Tüm bu dinamikler göz önüne alındığında, Rusya-Türkiye ilişkileri, uluslararası ilişkilerdeki kamplaşmalara rağmen, güçlü bir denge unsuru olarak öne çıkmaktadır. Bu ilişkiler, iki ülkenin de kendi ulusal çıkarlarını koruma çabalarıyla şekillenmekte ve gelecekte karşılaşabilecekleri yeni zorluklara karşı onlara esneklik sağlamaktadır.

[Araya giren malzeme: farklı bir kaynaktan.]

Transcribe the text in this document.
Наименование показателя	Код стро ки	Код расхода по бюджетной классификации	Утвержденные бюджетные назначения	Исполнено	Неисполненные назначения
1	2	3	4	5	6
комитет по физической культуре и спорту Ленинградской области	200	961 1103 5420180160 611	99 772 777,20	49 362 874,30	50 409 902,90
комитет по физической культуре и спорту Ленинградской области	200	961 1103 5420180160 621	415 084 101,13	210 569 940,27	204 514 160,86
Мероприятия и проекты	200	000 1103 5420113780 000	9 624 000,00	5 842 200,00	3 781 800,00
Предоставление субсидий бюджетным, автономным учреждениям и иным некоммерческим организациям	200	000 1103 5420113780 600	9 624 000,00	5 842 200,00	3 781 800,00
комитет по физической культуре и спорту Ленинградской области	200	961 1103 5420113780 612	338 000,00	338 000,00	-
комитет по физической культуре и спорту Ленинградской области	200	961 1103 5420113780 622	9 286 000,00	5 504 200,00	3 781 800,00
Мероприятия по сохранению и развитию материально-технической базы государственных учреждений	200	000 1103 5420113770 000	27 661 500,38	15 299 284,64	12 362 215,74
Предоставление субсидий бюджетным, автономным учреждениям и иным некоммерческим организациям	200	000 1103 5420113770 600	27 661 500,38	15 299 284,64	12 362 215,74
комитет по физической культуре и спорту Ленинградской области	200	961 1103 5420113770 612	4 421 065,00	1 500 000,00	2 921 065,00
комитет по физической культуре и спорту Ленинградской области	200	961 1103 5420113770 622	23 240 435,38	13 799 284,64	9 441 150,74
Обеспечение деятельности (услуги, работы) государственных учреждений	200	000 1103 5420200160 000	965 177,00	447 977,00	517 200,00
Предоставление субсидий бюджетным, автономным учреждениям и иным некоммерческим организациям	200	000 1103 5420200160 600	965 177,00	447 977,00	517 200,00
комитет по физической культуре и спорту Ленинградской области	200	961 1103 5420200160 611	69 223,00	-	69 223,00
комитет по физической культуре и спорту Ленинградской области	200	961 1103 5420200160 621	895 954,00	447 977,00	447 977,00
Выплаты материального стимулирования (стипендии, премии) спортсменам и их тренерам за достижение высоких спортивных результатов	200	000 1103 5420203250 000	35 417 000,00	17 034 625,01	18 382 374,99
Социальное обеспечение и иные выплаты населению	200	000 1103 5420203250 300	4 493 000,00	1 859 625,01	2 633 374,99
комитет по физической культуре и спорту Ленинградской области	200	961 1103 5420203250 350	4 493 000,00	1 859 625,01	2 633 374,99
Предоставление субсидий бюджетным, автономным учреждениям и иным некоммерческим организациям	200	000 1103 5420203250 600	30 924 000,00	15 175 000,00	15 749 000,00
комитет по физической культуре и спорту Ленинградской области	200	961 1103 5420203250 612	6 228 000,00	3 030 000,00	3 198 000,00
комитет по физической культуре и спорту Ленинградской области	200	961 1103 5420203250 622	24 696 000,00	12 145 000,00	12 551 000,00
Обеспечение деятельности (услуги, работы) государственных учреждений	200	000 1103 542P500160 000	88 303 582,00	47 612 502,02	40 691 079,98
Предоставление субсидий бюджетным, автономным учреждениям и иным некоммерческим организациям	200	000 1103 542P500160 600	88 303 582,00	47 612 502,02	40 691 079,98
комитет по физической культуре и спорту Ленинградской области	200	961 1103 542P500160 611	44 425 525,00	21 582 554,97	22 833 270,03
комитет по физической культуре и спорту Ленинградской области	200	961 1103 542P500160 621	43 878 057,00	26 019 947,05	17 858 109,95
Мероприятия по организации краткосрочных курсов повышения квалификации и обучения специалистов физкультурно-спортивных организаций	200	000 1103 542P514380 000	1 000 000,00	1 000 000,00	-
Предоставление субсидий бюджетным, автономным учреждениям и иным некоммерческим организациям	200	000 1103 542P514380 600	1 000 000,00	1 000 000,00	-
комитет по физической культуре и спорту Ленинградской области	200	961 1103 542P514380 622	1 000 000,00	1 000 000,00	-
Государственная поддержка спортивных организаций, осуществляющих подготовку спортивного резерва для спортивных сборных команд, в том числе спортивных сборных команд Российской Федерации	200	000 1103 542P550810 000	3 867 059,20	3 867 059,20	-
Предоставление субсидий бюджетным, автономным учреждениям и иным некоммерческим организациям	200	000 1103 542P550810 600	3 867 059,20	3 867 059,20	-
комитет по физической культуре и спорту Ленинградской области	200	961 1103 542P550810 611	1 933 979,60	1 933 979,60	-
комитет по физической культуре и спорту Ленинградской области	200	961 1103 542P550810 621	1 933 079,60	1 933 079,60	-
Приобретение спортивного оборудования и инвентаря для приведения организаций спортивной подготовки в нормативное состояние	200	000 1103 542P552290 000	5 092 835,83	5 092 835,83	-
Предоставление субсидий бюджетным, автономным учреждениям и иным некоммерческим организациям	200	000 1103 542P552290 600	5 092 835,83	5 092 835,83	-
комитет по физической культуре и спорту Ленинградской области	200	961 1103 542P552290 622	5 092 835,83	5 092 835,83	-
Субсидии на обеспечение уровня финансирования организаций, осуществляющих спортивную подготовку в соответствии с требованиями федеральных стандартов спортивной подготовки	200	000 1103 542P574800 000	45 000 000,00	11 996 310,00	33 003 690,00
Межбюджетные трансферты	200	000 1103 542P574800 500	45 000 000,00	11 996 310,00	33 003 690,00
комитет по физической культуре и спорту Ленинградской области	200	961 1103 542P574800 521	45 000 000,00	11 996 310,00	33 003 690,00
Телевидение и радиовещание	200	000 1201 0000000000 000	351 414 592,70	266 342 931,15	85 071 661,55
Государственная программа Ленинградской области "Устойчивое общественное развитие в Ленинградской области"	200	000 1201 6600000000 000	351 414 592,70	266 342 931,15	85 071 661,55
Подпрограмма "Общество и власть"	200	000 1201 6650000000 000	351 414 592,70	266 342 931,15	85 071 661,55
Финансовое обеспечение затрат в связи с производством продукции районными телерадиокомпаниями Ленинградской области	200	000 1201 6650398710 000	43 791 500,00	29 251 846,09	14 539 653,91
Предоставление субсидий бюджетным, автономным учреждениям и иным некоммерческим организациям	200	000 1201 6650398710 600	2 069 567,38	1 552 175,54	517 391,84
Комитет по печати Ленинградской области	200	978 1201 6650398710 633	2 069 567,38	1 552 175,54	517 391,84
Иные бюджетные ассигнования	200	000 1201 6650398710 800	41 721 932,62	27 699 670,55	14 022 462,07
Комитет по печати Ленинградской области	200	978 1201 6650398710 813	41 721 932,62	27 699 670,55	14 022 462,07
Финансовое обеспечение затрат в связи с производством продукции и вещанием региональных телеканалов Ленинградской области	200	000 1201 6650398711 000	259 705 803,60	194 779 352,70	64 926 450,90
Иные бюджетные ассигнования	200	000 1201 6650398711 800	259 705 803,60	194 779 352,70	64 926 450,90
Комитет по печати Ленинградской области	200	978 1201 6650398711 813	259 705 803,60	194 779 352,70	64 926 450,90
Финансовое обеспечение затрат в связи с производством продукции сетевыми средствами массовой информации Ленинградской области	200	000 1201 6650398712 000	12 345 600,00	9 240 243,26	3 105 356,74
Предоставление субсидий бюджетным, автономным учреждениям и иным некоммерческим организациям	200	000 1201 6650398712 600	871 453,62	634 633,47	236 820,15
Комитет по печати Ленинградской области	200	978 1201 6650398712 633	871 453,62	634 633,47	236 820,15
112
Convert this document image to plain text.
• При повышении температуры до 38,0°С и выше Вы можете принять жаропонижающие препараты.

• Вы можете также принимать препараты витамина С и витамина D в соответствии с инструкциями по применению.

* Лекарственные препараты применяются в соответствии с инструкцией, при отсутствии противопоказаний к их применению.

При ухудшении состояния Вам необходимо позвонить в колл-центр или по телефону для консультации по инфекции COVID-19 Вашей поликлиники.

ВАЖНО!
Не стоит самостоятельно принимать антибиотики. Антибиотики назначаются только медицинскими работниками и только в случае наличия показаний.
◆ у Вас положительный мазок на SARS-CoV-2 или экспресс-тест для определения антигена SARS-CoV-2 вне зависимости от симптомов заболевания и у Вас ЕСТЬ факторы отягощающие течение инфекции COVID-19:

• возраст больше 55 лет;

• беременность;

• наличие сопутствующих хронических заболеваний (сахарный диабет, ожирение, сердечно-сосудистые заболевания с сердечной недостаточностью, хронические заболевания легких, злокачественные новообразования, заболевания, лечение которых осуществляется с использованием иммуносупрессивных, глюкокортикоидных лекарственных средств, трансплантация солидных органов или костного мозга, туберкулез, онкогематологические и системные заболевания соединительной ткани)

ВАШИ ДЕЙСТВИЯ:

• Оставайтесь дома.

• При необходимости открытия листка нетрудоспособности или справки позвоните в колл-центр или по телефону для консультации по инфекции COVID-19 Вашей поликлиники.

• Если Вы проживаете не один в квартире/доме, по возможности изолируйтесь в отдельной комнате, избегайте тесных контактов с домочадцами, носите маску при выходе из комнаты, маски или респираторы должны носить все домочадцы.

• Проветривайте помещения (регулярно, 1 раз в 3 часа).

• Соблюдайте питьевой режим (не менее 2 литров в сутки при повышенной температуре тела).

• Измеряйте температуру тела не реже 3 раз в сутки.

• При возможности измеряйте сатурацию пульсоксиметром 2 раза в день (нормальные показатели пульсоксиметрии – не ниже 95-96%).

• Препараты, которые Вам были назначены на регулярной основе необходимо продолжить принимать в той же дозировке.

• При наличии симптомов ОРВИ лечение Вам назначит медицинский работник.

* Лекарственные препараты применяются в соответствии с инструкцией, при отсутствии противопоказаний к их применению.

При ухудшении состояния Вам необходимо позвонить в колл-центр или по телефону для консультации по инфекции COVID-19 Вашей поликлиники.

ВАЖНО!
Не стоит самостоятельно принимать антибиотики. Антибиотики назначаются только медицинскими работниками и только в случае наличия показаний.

Dolayısıyla, 105 yıllık bir geçmişe sahip olan bu ilişkiler, hem tarihi açıdan hem de çağdaş uluslararası siyasette önemini korumaya devam edecektir.
Sonuç olarak, Rusya ve Türkiye arasındaki ilişkilerin evrimi, sadece iki ülke için değil, küresel siyaset açısından da kritik bir faktördür. Bu yıl kutlanan 105’inci yıl, her iki ülkenin de diplomatik ilişkilerini daha da güçlendirecek fırsatlarla dolu bir dönem olmasına zemin hazırlamaktadır. Önümüzdeki yıllarda, bu ilişkilerin nasıl bir evrim geçireceği merakla beklenmektedir.